Brand vs Personality

January 22, 2018


Some people support a brand because they like the actual product or service while others support it because they like the personality behind the brand. Having a personality behind a brand is something many companies do and it is easier to do if the business is small but the bigger it gets the more a brand then has to rely on a mascot in the form of a personality or some kind of character even if it is fictional. Tony the tiger, the monkey from coco pops, Super Mario or Crash Bandicoot and even Henry the Hoover.


However when it comes to personalities these are usually played by real people even if they are simply using their voice to go over the image of a character but when a real person is being used including their face this means how they act outside of business can play a part.


 Arsenal, one of the world's most recognized soccer clubs, has it's own personality mascot called Gunnersaurus


Imagine you are a supporter of a particular publication for whatever reason and every time you go to this publication, it is presented to you by a particular person. You follow them on social media and like a lot of their posts and then you realize something... they don’t have the same political views as you or they have a different kind of religious belief. Maybe their views on the current prime minister or president conflict with people that like the brand. There is a fine line between brand and personality when you factor in the individual personality on their own beliefs which is why people representing a brand end up having their social media scrutinized by the public.


What you need to do if you have a brand is decide if you mind people knowing the real you or if you prefer to give a sanitized version of yourself, both choices have their pros and cons. If you decide to be outspoken or express some of your beliefs you will no doubt connect with people who feel the same way but you will also end up upsetting people who don’t.


 So many comedians are known to be controversial in their stand ups and political views, such as the stand up of Eddie Griffin's Freedom of Speech

If you want to go for a more sanitized social media presence then you may actually lose supporters as they will start thinking that your social media is just a generic account run by a marketing firm but on the flip side you will avoid being publically scrutinized as you won’t be partaking in anything worthy of gossip.


In any case social media has changed everything for branding as far as personalities are concerned and it is now very common for key spokes people and celebrities who endorse brands to have their old social media posts brought back to light by all kinds of interest groups who do so for their own reasons.

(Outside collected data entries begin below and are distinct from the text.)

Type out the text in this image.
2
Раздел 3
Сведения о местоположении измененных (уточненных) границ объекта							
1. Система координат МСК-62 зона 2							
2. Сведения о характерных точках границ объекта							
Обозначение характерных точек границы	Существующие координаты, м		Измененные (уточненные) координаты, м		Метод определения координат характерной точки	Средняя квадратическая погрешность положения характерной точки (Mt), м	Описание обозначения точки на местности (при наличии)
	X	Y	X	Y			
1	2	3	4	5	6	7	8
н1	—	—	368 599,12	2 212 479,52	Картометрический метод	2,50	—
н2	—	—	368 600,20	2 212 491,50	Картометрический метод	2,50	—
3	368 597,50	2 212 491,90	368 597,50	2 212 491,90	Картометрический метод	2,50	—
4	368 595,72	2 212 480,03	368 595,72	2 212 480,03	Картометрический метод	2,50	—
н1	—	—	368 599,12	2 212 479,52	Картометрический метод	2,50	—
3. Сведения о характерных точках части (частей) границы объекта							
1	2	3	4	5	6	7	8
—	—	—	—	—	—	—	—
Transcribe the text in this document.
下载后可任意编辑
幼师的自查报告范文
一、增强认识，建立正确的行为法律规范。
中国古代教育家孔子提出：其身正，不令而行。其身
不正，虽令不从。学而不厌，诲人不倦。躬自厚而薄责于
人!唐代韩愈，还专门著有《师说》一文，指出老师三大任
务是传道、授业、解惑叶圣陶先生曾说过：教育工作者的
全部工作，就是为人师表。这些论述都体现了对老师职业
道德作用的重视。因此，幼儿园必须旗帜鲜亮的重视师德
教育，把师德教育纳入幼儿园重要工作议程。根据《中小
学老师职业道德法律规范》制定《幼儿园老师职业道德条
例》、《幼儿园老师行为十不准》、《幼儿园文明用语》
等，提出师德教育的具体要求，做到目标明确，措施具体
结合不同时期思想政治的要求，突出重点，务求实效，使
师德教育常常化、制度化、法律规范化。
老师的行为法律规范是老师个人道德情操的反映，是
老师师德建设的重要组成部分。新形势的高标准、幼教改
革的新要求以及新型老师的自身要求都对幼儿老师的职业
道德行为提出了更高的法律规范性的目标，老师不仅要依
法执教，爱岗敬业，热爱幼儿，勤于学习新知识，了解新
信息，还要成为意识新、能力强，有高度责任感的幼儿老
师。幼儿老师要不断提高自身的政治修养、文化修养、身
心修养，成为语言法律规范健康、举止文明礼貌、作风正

If you have said something the masses doesn’t agree with it really doesn’t matter when you said it because the context can be removed and depending on what you said it could be damaging for your brand.


 The founder of the iconic 90s clothing brand Tommy Hilfiger, went from being a famous brand for diversity, to being caught up in a racist scandal, which sparked uproar and lost many sale losses



The key thing to remember here is that playing it safe doesn’t always work as you don’t know what people may find offensive 6 months from now or even 6 days.


Be careful as your personality online will be part of your brand.